On April 20, 2011, Barnett filed his Declaration of Intent of Candidacy with the Federal Election Commission, and publicly announced his candidacy for the Reform Party presidential nomination on May 6, 2011. At the Reform Party of New Jersey's state convention on April 14, 2012, Barnett defeated former Governor of Louisiana Buddy Roemer in the party's presidential straw poll with 70 percent of the vote.

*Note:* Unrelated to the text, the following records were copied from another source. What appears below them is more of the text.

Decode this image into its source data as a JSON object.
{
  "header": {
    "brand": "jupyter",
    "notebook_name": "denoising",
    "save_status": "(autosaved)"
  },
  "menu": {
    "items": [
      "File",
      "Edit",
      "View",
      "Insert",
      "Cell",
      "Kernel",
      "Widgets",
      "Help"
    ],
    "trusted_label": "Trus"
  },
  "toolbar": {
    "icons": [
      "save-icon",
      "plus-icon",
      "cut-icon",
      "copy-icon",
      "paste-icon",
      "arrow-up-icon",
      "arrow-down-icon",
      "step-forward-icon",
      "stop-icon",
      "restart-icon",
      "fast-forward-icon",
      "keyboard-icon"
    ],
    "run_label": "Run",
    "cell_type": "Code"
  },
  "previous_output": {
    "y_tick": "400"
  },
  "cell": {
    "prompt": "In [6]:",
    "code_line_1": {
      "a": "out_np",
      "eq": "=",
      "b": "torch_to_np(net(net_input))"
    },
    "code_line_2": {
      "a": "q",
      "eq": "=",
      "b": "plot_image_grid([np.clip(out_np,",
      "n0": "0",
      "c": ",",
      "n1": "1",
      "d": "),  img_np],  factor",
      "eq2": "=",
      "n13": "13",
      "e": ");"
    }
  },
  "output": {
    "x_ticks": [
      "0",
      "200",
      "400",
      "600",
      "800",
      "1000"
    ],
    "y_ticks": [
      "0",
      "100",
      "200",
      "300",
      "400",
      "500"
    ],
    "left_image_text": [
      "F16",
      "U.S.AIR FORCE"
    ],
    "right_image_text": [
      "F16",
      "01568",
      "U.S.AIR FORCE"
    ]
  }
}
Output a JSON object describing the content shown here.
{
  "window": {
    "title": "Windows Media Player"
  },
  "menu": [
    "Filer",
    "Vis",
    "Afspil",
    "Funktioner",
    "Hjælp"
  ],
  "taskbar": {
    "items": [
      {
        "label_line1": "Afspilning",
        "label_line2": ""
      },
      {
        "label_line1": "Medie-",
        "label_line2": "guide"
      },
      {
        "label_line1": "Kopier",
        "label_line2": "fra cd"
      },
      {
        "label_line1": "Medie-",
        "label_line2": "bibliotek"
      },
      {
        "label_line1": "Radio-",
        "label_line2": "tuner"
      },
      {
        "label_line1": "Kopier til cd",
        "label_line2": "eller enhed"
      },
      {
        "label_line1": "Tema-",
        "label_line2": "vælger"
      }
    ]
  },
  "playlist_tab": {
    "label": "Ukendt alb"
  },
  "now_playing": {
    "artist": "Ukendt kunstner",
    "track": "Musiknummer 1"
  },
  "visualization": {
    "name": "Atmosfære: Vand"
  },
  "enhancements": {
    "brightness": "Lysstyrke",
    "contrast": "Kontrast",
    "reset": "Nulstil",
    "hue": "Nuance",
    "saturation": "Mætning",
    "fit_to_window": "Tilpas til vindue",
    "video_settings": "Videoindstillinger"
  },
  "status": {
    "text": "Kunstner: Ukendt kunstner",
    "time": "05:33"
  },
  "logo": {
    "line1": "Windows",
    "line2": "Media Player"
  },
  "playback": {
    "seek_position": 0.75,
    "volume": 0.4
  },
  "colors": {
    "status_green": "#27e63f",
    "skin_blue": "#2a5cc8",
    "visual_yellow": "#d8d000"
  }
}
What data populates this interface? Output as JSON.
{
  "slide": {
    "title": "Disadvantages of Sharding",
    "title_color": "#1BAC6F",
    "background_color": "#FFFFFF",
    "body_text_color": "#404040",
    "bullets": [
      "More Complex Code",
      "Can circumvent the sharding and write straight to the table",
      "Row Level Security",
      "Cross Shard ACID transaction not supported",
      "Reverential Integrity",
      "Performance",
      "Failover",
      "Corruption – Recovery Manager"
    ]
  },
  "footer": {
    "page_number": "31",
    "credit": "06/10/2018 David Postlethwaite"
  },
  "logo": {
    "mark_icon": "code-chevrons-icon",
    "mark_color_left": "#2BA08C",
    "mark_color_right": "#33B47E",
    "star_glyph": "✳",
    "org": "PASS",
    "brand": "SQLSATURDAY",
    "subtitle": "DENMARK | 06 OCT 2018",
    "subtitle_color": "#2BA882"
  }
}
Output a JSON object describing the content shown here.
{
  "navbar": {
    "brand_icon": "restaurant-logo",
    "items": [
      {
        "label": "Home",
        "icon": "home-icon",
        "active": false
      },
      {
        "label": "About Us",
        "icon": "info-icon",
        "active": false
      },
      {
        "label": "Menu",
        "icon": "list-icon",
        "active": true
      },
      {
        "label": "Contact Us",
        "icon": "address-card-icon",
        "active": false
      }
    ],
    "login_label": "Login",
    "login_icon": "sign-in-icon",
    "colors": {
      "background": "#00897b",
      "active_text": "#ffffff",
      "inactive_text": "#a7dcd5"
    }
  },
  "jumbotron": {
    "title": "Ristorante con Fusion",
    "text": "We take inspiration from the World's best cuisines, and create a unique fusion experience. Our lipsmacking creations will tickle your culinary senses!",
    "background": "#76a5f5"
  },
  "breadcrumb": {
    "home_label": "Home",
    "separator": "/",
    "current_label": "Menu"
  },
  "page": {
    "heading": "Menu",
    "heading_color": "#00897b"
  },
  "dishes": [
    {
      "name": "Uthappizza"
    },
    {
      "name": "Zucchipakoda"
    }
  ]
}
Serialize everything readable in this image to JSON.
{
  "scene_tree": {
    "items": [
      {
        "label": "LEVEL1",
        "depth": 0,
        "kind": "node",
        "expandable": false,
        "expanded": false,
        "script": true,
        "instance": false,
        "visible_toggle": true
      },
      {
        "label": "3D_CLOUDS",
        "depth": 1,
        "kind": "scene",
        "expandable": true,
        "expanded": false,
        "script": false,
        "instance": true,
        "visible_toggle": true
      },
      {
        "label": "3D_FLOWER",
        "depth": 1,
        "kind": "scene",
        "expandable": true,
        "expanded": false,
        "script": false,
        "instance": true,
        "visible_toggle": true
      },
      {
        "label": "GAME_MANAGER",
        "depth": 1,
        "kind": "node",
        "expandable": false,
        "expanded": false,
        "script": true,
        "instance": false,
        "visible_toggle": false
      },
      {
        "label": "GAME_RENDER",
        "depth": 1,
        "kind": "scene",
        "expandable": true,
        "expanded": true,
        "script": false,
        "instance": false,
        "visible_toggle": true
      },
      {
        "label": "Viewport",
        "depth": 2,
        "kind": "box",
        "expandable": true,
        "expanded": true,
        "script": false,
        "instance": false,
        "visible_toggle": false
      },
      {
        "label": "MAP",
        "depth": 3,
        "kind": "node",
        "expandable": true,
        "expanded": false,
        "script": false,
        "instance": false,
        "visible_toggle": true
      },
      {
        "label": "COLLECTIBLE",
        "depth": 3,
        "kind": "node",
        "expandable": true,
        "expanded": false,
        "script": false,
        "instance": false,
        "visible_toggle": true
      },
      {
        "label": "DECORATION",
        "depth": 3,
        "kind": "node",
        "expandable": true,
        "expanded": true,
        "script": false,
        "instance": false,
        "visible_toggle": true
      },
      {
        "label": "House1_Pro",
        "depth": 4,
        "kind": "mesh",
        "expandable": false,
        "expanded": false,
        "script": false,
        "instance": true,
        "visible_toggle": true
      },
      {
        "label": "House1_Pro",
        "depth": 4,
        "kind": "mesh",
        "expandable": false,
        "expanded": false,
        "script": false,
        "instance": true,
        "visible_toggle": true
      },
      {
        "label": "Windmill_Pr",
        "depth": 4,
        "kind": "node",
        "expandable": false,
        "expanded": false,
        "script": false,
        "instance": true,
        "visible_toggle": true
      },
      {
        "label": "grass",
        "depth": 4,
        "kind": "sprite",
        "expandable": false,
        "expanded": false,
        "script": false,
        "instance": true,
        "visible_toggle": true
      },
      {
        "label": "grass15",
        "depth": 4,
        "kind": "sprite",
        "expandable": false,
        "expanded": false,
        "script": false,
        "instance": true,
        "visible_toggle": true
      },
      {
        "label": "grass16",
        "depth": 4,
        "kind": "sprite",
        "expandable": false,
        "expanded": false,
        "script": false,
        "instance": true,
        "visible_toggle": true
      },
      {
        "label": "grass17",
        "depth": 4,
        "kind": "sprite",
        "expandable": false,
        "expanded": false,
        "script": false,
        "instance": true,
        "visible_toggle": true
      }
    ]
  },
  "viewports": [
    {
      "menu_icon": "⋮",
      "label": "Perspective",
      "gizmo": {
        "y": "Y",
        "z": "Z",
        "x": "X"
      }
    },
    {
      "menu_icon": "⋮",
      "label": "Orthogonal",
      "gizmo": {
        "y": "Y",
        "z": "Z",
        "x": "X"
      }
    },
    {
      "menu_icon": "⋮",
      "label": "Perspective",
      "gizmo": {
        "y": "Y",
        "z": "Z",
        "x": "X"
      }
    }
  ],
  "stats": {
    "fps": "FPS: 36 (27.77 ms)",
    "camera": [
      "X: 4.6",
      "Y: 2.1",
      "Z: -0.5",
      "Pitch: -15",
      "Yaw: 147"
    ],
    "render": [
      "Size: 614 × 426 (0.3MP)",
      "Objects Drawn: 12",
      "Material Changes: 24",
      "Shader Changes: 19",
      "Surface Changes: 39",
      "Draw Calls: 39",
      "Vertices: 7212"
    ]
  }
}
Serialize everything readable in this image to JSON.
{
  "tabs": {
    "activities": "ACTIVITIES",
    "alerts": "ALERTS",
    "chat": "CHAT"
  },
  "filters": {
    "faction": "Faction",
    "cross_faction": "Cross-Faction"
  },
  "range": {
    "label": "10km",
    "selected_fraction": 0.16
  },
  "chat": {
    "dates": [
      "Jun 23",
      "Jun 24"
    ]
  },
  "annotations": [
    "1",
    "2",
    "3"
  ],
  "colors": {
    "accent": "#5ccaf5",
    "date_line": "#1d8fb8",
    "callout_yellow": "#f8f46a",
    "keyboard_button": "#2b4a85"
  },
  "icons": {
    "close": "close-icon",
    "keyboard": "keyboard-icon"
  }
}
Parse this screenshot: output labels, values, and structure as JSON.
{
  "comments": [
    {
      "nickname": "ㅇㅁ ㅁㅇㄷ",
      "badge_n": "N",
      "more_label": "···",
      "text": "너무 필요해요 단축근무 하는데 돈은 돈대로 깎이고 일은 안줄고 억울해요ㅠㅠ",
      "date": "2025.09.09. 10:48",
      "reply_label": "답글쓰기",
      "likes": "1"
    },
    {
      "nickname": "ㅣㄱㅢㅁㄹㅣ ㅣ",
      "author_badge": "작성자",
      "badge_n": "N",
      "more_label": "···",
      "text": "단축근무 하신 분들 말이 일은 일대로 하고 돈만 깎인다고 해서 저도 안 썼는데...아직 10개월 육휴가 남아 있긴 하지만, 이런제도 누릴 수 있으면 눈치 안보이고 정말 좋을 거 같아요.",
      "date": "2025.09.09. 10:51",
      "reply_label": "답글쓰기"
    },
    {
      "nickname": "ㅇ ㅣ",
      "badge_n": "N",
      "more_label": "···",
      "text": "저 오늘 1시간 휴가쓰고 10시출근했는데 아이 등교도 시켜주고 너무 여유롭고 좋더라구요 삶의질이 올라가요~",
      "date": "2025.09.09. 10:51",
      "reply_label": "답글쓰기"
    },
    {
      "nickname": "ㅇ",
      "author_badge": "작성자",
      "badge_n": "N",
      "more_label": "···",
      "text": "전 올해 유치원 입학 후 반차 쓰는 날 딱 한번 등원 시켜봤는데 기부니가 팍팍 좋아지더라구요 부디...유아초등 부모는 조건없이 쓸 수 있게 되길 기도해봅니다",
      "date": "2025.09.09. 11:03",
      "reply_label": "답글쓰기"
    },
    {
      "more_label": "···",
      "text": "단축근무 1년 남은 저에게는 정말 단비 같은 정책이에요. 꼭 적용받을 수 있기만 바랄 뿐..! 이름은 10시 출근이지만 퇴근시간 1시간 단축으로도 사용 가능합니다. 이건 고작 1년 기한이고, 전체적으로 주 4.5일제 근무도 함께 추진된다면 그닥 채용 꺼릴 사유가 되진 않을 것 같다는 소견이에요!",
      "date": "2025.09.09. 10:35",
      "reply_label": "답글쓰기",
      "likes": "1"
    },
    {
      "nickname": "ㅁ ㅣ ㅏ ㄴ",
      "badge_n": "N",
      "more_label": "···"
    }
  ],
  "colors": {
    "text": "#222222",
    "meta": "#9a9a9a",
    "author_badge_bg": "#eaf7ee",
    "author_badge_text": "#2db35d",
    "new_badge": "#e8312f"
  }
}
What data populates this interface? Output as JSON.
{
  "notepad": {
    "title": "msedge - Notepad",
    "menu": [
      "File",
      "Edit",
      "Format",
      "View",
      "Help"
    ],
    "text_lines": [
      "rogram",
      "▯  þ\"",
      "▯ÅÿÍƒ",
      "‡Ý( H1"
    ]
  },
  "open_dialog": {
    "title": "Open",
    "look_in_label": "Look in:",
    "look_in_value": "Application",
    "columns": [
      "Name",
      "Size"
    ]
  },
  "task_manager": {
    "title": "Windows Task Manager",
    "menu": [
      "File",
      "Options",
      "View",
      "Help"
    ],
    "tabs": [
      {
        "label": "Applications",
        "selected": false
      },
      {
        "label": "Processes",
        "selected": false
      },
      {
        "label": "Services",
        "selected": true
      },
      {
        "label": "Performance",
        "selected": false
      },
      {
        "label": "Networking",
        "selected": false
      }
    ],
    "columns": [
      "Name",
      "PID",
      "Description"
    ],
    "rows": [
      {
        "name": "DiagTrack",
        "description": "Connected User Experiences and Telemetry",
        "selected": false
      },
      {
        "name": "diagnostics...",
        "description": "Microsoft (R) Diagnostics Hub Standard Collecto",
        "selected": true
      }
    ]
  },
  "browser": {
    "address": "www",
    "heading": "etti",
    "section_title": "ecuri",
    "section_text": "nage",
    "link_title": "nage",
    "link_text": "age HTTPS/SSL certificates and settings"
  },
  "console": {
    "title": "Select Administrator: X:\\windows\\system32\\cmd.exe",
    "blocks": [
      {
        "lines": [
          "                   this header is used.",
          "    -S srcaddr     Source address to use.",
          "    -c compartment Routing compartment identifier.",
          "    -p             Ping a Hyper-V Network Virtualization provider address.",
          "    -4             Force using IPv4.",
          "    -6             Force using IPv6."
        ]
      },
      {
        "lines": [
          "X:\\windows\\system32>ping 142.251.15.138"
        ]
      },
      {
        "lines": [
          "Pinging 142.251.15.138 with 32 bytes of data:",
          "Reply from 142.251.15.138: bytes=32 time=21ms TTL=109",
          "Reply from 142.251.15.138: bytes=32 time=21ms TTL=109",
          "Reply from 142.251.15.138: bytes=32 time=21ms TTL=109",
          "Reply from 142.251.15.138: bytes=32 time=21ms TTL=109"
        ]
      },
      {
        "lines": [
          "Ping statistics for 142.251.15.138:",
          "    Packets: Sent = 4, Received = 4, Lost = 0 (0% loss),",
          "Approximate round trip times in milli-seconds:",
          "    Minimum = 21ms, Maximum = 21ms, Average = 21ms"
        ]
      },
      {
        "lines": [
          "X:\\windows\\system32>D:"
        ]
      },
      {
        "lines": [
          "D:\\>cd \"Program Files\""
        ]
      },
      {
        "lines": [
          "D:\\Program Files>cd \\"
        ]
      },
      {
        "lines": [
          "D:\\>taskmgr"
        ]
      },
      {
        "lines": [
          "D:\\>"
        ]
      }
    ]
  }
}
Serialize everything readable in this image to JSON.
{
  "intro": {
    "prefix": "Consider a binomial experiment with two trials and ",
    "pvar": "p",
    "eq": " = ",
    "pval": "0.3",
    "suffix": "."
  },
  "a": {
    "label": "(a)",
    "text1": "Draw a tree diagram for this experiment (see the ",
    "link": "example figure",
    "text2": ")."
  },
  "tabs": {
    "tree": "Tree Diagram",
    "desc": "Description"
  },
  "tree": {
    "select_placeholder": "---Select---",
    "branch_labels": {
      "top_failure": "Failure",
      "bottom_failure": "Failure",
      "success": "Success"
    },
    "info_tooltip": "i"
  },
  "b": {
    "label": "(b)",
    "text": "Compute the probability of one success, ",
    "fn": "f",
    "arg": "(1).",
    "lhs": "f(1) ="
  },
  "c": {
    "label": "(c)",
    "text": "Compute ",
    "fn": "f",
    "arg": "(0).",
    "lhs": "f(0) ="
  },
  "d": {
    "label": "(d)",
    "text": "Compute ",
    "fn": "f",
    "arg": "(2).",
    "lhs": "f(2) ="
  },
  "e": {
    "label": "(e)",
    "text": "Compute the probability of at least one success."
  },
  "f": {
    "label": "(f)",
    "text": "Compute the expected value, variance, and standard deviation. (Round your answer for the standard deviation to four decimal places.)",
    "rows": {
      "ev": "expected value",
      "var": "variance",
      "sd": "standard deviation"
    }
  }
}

Barnett was officially nominated for President of the United States by the Reform Party on August 12, 2012, at the party's National Convention in Philadelphia, Pennsylvania. In the delegate vote, which used approval voting, Barnett received 95 percent approval, approximately five percentage points ahead of the second-place finisher, Kenneth R. "Ken" Cross of Arkansas, the owner of a consulting company and a 2008 presidential candidate. Cross was then made Barnett's running mate. Between April 1 and December 31, 2011, Barnett's campaign reported $1,808.20 in receipts and $2,208.20 in disbursements.

Although Barnett secured the party's nomination, two state parties filed to grant their nominations to other candidates: the Kansas Reform Party awarded their nomination to pastor and 2008 Constitution Party presidential candidate Chuck Baldwin, while the Mississippi Reform Party nominated Barbara Dale Washer. The Kansas Reform Party had also nominated Baldwin for president in 2008 against the wishes of the national party. National party officials testified to the Kansas State Objections Board to argue that they, not the state party, has the right to determine which candidate appears as the party's nominee on the ballot, but the board concluded that the state party has the final authority.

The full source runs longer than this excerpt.